En analysant les données de la Banque Carrefour de la Sécurité Sociale (BCSS), pour l'ensemble des personnes inscrites dans le Registre national entre 2009 et 2016, la BNB observe que les personnes nées hors de Belgique (première génération) contribuent moins aux finances publiques que la moyenne, payant moins d'impôts et de cotisations sociales.

En cause: leur taux d'emploi est inférieur à celui des personnes nées en Belgique de parents belges (natifs), tout comme les niveaux de salaires qu'elles perçoivent.

La deuxième génération, née en Belgique mais ayant au moins un parent d'origine étrangère, affiche, elle, une contribution nette supérieure - combinaison de la contribution aux recettes publiques et du bénéfice des dépenses publiques - à celle des "natifs". Étant plus jeune que la population native, elle pèse moins sur les dépenses publiques. Son taux d'emploi demeure toutefois plus faible. Résultat: lorsqu'on prend en compte l'ensemble de la vie active, la contribution de la deuxième génération reste inférieure à celle des natifs.

Le taux d'emploi s'avère dès lors crucial, or la Belgique est une des plus mauvaises élèves européennes dans ce domaine.

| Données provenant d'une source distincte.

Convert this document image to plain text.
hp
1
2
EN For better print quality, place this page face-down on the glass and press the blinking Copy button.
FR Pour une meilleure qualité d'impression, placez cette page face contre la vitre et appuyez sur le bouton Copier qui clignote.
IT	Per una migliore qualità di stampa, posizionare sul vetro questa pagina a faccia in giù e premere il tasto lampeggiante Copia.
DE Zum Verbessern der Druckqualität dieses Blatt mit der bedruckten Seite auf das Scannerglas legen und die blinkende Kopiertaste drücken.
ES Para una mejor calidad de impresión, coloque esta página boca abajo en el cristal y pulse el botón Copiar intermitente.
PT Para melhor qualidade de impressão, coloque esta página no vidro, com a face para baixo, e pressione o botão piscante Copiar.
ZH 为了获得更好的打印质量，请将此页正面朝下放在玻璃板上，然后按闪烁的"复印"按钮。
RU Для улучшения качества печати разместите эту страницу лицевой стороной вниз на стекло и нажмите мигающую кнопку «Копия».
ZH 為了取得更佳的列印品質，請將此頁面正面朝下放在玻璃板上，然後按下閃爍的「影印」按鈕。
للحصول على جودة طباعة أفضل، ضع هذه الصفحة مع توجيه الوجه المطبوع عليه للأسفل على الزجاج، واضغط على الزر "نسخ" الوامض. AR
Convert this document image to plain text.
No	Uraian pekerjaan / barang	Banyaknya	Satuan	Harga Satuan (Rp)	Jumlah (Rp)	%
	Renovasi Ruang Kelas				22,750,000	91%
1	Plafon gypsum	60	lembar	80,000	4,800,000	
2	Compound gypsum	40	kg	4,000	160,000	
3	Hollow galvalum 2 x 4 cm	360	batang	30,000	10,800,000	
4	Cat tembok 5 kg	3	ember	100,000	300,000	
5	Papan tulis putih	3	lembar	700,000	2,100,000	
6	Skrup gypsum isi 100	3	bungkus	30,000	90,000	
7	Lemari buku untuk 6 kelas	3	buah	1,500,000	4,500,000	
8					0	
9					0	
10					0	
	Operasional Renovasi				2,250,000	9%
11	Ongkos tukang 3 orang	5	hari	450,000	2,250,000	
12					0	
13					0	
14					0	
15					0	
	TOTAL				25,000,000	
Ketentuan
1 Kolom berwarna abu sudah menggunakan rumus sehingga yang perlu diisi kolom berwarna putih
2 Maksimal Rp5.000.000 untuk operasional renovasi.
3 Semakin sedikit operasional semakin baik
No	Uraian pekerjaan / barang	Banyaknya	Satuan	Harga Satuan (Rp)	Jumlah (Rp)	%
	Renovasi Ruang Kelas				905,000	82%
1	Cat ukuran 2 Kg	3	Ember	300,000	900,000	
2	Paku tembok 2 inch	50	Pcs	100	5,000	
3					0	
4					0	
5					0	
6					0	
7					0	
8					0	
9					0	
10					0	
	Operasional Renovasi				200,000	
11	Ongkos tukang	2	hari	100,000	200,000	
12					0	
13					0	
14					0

En 2019, 61% des immigrés de la première génération avaient un emploi, soit près de 12 points de pourcentage de moins qu'une personne née en Belgique. Le taux d'emploi des personnes immigrées provenant d'un pays hors de l'Union européenne chute même à 54%. "Aucune amélioration significative n'a été notée (...) au cours des 10 dernières années."

Pour la deuxième génération, les écarts sont moindres mais elle accuse toujours une pénalité de 10 pp pour la probabilité d'emploi, par rapport aux natifs.

Les caractéristiques personnelles, telles que le niveau d'éducation, l'âge ou le genre, expliquent une petite partie de cet écart dans les taux d'emploi. D'autres facteurs interviennent, comme la raison de l'immigration, la nationalité, la connaissance d'une des trois langues nationales, la reconnaissance du diplôme et les discriminations sur le marché du travail.

L'étude de la BNB met aussi en avant les rigidités du marché du travail belge et le manque de politiques ciblées, pourtant la mesure la plus efficace.